We heard it from city leaders when Indianapolis stole the NCAA offices from Overland Park. The whining echoed when Dallas managed to coax the Big 12 offices away with false promises. Now the Big 12 basketball tournament is headed to Dallas, where college basketball is about as popular as gun control.
In-state rivals Texas A&M and Texas Tech drew 4,264 fans for their game in Lubbock on February 24. This is the basketball "hotbed" Kansas City lost the tournament to. Embarrassing? A more accurate word would be "typical." Kansas City doesn't deserve to keep the Big 12's showcase event, which supposedly generates a $20.5 million economic impact from the men's and women's tournaments combined.
For almost a decade Kansas City has proposed, debated, discussed and ordered feasibility studies on the viability of a new downtown arena that would showcase the Big 12 tournament, the Blades, the Attack and world-class events while providing offices for such organizations as the NCAA and the Big 12. What do we have to show for all that hot air? A hump on the dump that we call Kemper Arena.
The city spent $23 million to add 2,142 seats, upgrade the walkways and concession stands, add four restrooms and put a glass entrance on the east side of the building. The new seats sit so high and are so steeply stacked that vertigo overwhelms climbers who assault Yikes Peak. This is the kind of "solution" that Kansas Citians produce to combat the Texas takers.

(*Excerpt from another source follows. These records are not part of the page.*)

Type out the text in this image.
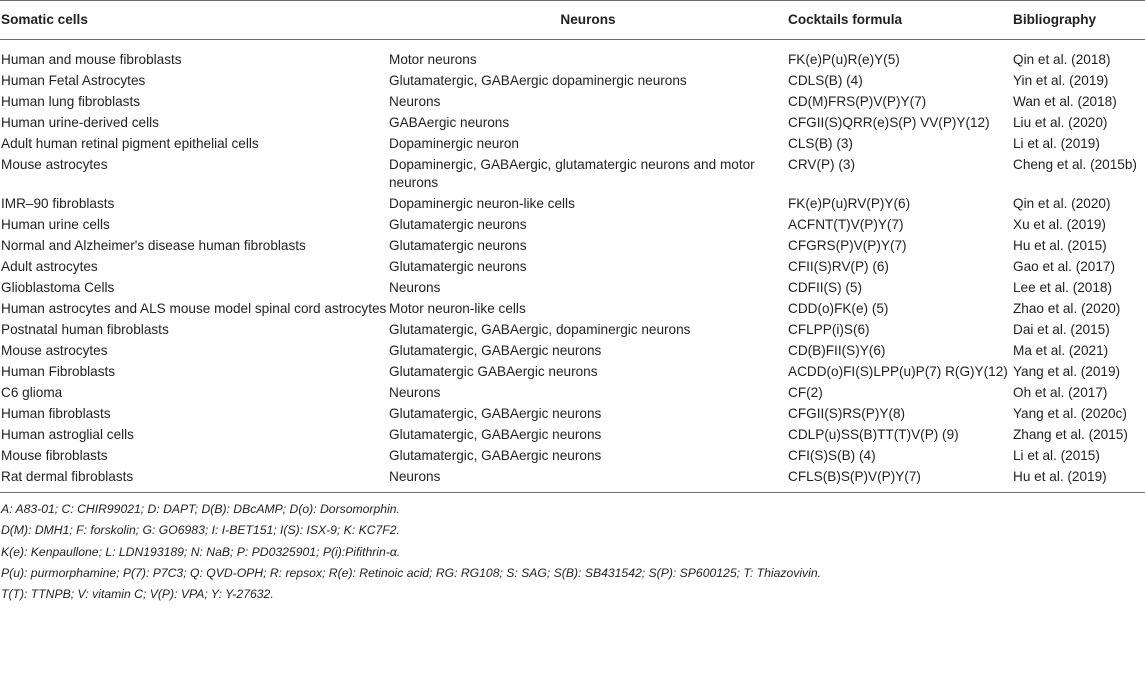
Somatic cells	Neurons	Cocktails formula	Bibliography
Human and mouse fibroblasts	Motor neurons	FK(e)P(u)R(e)Y(5)	Qin et al. (2018)
Human Fetal Astrocytes	Glutamatergic, GABAergic dopaminergic neurons	CDLS(B) (4)	Yin et al. (2019)
Human lung fibroblasts	Neurons	CD(M)FRS(P)V(P)Y(7)	Wan et al. (2018)
Human urine-derived cells	GABAergic neurons	CFGII(S)QRR(e)S(P) VV(P)Y(12)	Liu et al. (2020)
Adult human retinal pigment epithelial cells	Dopaminergic neuron	CLS(B) (3)	Li et al. (2019)
Mouse astrocytes	Dopaminergic, GABAergic, glutamatergic neurons and motor neurons	CRV(P) (3)	Cheng et al. (2015b)
IMR–90 fibroblasts	Dopaminergic neuron-like cells	FK(e)P(u)RV(P)Y(6)	Qin et al. (2020)
Human urine cells	Glutamatergic neurons	ACFNT(T)V(P)Y(7)	Xu et al. (2019)
Normal and Alzheimer's disease human fibroblasts	Glutamatergic neurons	CFGRS(P)V(P)Y(7)	Hu et al. (2015)
Adult astrocytes	Glutamatergic neurons	CFII(S)RV(P) (6)	Gao et al. (2017)
Glioblastoma Cells	Neurons	CDFII(S) (5)	Lee et al. (2018)
Human astrocytes and ALS mouse model spinal cord astrocytes	Motor neuron-like cells	CDD(o)FK(e) (5)	Zhao et al. (2020)
Postnatal human fibroblasts	Glutamatergic, GABAergic, dopaminergic neurons	CFLPP(i)S(6)	Dai et al. (2015)
Mouse astrocytes	Glutamatergic, GABAergic neurons	CD(B)FII(S)Y(6)	Ma et al. (2021)
Human Fibroblasts	Glutamatergic GABAergic neurons	ACDD(o)FI(S)LPP(u)P(7) R(G)Y(12)	Yang et al. (2019)
C6 glioma	Neurons	CF(2)	Oh et al. (2017)
Human fibroblasts	Glutamatergic, GABAergic neurons	CFGII(S)RS(P)Y(8)	Yang et al. (2020c)
Human astroglial cells	Glutamatergic, GABAergic neurons	CDLP(u)SS(B)TT(T)V(P) (9)	Zhang et al. (2015)
Mouse fibroblasts	Glutamatergic, GABAergic neurons	CFI(S)S(B) (4)	Li et al. (2015)
Rat dermal fibroblasts	Neurons	CFLS(B)S(P)V(P)Y(7)	Hu et al. (2019)
A: A83-01; C: CHIR99021; D: DAPT; D(B): DBcAMP; D(o): Dorsomorphin.
D(M): DMH1; F: forskolin; G: GO6983; I: I-BET151; I(S): ISX-9; K: KC7F2.
K(e): Kenpaullone; L: LDN193189; N: NaB; P: PD0325901; P(i):Pifithrin-α.
P(u): purmorphamine; P(7): P7C3; Q: QVD-OPH; R: repsox; R(e): Retinoic acid; RG: RG108; S: SAG; S(B): SB431542; S(P): SP600125; T: Thiazovivin.
T(T): TTNPB; V: vitamin C; V(P): VPA; Y: Y-27632.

The fault does not lie solely with civic leaders. Every one of us who sits back and accepts pothole patches for crater-sized problems deserves blame for the stagnant state of our downtown.
What has Dallas been doing to welcome Big 12 basketball fans in 2003? The city has created one of the most attractive, jaw-dropping downtown developments seen in this country. The 19,200-seat American Airlines Center will anchor a 65-acre downtown Dallas development project dubbed "Victory."
The Dallas arena will be among the finest in the world. Each seat will be equipped with power outlets and Internet access -- not just the posh seats in the high-dollar suites but every seat in the arena.
"The building will incorporate state-of-the-art sound, crystal-clear video displays, bar-coded ticketing that can be read with scanners and enough cellular-telephone capacity to serve a full house without a busy signal," writes Richard Alm of The Dallas Morning News. "We're positioning American Airlines Center to be a technological showcase for digital media," says the NBA's Dallas Mavericks owner Mark Cuban. "We will make the technology in American Airlines Center as easy to use as the telephone. You won't have to be a geek," says former Mavericks owner Ross Perot Jr., president of Hillwood Development Co.
The Big 12 basketball tournament will play in Dallas for two years and then return to Kansas City in 2005. What will the Big 12 find when they return to our town? Another $25 million Band-Aid on Kemper as is currently being discussed? Typical Kansas City thinking: a matching hump on the west side of the old barn.
Around town and within these pages, folks are discussing how a new baseball stadium or arena could revitalize downtown. The public seems inclined to support an anchor arena that commands respect, boosts commerce and inspires greater dreams. It is time we started to swagger instead of stagger. It is time we built a victory of our own.